By default, your server generated an TLS certificate and signed it as being valid (self-signed certificate). The self-signed TLS certificate allows a secure connection to be established, but does not verify the authenticity of the server like the TLS certificate issued by a valid Certificate Authority (CA) does.
Trusted root certificates are embedded into popular browsers such as Internet Explorer, Firefox, and Chrome. They are used to verify all TLS certificates that the browsers encounters. If a certificate is not signed by one of these roots, the browsers display an error or warning message stating that it is untrusted. Thus, when you try to access the server via the self-signed one, you will get the error or warning in your web browser. The following figure below shows an example of the "TLS certificate not trusted" warning in Chrome.
A self-signed TLS certificate error in Google Chrome.
This warning tells you the TLS certificate installed on your server was self-signed and cannot be verified by the browser. You may simply let your browser accept it and continue using the server. If you are using Firefox, you can accept it and the error or warning will no longer appear. If you are using Chrome, the error or warning will appear every time you try to access your server.
To permanently mitigate this situation to avoid having the self-signed TLS certificate error or warning appear when accessing your server via TLS, it is recommended that you either:
- Replace the self-signed TLS certificate with a dedicated one issued by a trusted certificate authority.
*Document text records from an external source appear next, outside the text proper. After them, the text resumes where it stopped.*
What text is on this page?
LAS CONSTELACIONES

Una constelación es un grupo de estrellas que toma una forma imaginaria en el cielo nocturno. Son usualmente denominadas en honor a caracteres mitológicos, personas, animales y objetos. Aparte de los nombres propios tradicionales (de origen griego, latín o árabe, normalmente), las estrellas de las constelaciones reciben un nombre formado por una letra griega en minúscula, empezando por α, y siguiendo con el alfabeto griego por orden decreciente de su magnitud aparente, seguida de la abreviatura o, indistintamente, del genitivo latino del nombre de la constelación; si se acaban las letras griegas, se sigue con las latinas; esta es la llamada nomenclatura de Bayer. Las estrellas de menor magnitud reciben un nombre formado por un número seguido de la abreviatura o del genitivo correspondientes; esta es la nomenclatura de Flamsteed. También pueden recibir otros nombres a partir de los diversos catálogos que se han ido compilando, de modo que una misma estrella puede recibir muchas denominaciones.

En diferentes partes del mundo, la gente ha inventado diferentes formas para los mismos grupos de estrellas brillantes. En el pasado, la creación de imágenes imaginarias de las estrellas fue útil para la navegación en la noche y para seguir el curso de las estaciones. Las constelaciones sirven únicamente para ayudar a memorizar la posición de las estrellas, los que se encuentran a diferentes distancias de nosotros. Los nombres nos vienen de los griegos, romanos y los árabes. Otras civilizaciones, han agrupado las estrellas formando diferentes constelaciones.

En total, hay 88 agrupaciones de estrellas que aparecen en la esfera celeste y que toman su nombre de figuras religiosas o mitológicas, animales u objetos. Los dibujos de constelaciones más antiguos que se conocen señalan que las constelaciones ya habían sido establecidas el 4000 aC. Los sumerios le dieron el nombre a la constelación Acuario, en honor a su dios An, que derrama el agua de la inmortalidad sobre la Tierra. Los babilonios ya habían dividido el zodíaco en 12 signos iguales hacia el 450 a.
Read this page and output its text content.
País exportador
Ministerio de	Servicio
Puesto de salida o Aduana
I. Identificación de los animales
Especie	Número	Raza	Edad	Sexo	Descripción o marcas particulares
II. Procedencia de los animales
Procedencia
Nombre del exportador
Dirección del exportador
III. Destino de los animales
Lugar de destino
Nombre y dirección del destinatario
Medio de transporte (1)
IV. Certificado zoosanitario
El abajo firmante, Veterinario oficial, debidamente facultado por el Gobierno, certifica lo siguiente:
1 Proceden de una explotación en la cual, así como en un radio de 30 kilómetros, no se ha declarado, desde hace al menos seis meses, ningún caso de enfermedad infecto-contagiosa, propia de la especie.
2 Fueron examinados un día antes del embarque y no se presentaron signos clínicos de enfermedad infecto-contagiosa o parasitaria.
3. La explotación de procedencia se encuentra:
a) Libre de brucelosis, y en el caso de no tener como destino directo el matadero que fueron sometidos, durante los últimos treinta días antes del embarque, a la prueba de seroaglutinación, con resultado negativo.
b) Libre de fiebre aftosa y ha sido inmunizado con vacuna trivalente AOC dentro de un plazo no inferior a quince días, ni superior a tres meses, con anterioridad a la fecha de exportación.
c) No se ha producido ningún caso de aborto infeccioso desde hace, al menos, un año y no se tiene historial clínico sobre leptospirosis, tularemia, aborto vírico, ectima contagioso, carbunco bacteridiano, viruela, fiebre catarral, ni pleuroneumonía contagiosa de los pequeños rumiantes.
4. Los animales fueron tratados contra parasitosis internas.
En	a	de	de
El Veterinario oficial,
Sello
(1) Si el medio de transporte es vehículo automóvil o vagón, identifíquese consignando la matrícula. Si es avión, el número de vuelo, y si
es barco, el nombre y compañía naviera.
- Establish your own root certificate authority and manually import it to each browser on all workstations.
Setting up TLS in TWCloud Admin
To enable a secure connection using the TLS protocol in TWCloud Admin
- Go to Settings app.
Change sliders position to right to enable the TLS protocol.
- Write in the port, upload a Java Key Store file, and type the password.
- Click Save.
At this point, you will be able to connect to TWCloud from the modeling tool via the TLS connection.
Setting up client-side TLS
To enable a secure connection using the TLS protocol on the client side
- Locate the client certificate manually.
- Create a folder named certs under the modeling tool install folder. Place the following files into the newly created certs folder:
- A client certificate named cert.jks.
- A file named cert.pass wherein the certificate password is typed.